One book that perhaps may not garner as much attention as these but is perhaps particularly important in thinking about the issues involved for material culture studies is Thomas Malaby’s book Making Virtual Worlds: Linen Lab and Second Life, published in 2009 by Cornell University Press. Although the topic clearly overlaps with Boellstorff in that both are about second life, the strength of Malaby’s book is less from its ethnography, which in any case is more about the production than the usage of second life. Rather the book is much more an important complement to Kelty, because it is concerned not just with the libertarian ideals of technology and material, or if you prefer immaterial, culture more generally. As Dibbell had noticed in his earlier work there was something special about the way in which Linden Labs took on the ideological mantle of virtual worlds and tried to put their ideology into practice.
The starting point for the argument, from an anthropological perspective, comes from Malaby’s last page and its discussion of the work of Sahlins on the relationship between history/structure and event/contingency. This takes on a more specifically material culture direction with the trajectory from Mauss to Bourdieu on habitus, which increasingly also focused upon structure, this time in the order or things or the order of practice, and disposition in its own tension with contingency. Malaby is fascinated by this tension, but his perspective, which in this case he shares more with Dibbell, rather than either Kelty or Boellstorff is coming from a very particular perspective, which is the theory of gaming. He sees gaming as the kind of antithesis of bureaucracy and modernist attempts at rational control. Since while they create structure in order to eliminate contingency, gaming creates structure in order to proliferate contingency. Which is why earlier theorists of gaming saw this as a kind of alternative history of modern life based on play as an imperative in its own right.
Material culture theorists will find in Boellstorff and Dibbell a continuation of important debates about the nature of the material/immaterial and online/offline worlds. But what Malaby beings to the table is his specific study of Linden Labs and the way they conceptualized and realized the relationship between production and consumption in gaming. Linden Labs sought to cede more of the construction of the virtual world to users. Following from the ideals of liberation through technology they envisaged a kind of co-construction between the game and the gamer. Respecting contingency as central to gaming they tried to eschew hierarchy or control by constantly learning from the unexpected appropriations of consumers. At least that was the theory. How it works out in practice is excellently analyzed in the course of this book.

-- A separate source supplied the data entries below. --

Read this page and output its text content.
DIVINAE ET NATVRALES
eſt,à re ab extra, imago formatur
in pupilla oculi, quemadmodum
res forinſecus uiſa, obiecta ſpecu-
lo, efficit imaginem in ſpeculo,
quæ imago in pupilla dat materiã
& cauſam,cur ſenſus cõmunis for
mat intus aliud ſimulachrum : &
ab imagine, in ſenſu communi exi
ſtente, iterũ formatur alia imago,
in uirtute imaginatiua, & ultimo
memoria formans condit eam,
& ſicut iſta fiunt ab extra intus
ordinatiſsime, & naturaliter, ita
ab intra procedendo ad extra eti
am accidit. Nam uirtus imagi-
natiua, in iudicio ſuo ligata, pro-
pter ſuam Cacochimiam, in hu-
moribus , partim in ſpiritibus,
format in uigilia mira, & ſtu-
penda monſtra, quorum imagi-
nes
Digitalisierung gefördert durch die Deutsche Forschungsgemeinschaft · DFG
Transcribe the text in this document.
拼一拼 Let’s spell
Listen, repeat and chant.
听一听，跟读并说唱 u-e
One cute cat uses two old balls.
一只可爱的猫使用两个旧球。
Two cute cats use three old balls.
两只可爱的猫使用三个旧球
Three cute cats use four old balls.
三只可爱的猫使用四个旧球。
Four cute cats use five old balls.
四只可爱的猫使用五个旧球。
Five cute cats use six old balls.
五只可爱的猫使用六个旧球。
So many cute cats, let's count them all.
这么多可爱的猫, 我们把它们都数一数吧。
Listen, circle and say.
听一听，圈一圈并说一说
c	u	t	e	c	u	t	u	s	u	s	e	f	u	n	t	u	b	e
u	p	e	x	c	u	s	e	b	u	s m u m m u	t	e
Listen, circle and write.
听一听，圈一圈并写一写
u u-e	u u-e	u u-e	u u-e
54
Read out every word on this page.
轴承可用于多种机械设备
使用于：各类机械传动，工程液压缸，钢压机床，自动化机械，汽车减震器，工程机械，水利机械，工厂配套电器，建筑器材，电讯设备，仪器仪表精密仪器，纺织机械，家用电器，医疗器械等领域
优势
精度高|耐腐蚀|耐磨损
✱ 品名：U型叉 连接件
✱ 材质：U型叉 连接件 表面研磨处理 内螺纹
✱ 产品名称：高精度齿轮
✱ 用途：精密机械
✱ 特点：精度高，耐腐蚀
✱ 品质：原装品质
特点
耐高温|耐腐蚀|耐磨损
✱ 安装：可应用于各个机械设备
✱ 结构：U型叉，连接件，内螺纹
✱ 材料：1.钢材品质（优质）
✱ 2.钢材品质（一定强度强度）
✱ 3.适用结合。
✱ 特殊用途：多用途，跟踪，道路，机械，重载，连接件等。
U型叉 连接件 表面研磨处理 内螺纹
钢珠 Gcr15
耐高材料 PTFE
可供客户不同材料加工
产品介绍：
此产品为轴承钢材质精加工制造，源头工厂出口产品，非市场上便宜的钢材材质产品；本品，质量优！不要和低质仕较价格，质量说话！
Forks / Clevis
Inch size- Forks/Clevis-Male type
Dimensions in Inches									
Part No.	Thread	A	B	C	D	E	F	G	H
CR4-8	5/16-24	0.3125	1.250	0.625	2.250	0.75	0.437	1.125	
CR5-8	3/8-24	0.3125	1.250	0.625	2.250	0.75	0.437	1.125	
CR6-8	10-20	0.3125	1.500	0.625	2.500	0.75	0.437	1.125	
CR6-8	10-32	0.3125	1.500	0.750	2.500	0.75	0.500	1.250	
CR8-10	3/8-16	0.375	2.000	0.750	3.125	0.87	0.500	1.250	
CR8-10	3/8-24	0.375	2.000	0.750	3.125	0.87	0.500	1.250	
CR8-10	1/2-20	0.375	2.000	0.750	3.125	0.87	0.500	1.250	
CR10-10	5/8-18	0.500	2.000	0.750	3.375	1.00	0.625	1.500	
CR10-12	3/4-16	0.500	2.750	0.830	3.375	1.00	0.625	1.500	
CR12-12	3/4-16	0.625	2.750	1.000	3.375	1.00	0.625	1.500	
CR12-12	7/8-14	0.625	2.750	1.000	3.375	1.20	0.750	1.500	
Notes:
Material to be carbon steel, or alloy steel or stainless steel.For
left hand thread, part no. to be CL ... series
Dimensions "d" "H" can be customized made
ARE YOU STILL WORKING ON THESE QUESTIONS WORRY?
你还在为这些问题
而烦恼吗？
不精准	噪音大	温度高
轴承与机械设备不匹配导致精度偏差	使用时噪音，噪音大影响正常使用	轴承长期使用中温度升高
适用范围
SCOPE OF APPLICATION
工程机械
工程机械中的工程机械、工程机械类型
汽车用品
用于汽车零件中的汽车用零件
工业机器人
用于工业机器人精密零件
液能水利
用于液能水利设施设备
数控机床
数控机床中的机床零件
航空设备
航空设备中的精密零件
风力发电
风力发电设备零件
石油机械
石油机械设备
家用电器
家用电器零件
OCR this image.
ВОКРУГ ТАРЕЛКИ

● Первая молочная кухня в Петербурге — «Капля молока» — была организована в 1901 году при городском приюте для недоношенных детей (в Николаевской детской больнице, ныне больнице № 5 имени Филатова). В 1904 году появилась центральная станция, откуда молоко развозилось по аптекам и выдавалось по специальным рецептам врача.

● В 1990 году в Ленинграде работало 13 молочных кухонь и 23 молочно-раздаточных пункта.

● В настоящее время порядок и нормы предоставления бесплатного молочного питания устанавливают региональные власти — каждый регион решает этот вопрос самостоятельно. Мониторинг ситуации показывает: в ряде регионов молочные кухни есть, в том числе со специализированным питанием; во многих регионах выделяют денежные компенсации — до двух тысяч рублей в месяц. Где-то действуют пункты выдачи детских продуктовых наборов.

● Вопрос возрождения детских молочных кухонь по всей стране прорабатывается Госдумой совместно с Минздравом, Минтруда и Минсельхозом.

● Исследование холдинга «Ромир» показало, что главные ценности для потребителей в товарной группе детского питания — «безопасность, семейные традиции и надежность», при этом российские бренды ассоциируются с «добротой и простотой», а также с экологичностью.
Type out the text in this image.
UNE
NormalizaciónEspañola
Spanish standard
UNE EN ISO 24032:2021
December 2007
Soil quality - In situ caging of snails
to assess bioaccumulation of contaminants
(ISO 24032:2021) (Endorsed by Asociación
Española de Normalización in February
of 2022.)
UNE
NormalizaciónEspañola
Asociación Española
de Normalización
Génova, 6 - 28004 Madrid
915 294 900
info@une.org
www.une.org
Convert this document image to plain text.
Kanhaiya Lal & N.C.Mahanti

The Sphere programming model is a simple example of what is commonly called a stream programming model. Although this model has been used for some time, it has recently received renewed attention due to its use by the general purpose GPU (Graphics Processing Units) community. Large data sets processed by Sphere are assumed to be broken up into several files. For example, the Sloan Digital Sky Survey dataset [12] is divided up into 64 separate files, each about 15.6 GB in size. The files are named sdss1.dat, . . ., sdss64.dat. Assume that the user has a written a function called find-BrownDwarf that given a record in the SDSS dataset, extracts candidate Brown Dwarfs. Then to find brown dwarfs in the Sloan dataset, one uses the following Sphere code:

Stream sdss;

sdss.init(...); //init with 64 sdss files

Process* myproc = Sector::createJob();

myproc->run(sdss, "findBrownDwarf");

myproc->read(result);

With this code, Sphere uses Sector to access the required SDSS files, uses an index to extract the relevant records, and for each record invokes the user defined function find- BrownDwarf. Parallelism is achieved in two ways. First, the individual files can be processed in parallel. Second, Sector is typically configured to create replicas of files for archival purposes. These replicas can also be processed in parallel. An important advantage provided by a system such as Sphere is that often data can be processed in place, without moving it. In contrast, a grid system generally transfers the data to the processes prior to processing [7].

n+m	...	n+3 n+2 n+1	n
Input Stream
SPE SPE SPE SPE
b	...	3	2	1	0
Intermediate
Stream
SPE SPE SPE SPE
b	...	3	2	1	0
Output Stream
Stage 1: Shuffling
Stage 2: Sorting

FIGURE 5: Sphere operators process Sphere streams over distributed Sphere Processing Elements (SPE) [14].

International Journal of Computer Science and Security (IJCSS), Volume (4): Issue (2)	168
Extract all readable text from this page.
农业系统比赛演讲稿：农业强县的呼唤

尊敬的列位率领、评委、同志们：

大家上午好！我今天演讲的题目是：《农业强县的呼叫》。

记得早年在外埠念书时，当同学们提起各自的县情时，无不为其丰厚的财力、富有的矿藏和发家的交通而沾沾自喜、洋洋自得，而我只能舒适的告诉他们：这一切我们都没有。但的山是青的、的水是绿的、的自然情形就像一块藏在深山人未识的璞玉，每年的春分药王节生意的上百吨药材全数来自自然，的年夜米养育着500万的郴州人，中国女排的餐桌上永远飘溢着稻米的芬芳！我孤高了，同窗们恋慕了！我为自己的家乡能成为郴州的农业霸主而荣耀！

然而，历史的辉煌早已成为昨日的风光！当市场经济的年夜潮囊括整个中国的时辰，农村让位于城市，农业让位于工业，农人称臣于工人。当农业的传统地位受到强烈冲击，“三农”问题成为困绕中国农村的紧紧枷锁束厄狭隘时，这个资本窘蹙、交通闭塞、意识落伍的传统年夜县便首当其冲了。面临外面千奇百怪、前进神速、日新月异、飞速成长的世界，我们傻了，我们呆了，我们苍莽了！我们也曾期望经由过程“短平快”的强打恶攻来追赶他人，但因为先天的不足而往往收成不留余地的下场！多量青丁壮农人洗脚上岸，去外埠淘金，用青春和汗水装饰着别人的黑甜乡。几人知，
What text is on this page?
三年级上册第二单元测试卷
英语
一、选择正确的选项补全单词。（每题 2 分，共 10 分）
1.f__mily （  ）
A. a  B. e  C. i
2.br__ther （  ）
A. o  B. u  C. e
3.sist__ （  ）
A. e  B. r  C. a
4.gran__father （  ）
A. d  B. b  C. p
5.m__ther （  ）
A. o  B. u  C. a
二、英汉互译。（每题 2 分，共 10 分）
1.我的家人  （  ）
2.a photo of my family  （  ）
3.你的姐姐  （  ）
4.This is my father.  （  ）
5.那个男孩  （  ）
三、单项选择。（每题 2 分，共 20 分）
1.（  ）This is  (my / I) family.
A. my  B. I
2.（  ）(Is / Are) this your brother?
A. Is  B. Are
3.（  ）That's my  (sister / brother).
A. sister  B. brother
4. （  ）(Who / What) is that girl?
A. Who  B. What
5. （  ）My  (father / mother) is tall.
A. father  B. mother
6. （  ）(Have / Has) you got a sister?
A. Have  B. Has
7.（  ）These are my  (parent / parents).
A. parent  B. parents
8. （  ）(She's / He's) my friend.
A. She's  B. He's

This volume was written during the period when Second Life went from being relatively small to relatively large, but ended with expectations that were becoming huge. Second Life has certainly stimulated some incredibly useful anthropology. Yet it looks like it may have stalled with regard to public usage more generally. I admit to some curiosity as to what Boellstorff and Malaby would say about what didn’t happen and why. But the larger point is how the combination of these new books and writings make this digital world of increasing interest to material culture studies, which ought to in turn provide precedents and ideas that can contribute to this field.
Boellstorff, T. 2008. Coming of Age in Second Life. Princeton: Univ. Press.
Dibbel, J. 2006. Play Money. NY: Basic Books.
Kelty, C. 2008. Two Bits. Chapel Hill: Duke Univ. Press.
Malaby, T. 2009. Making Virtual Worlds. Ithaca: Cornell Univ. Press.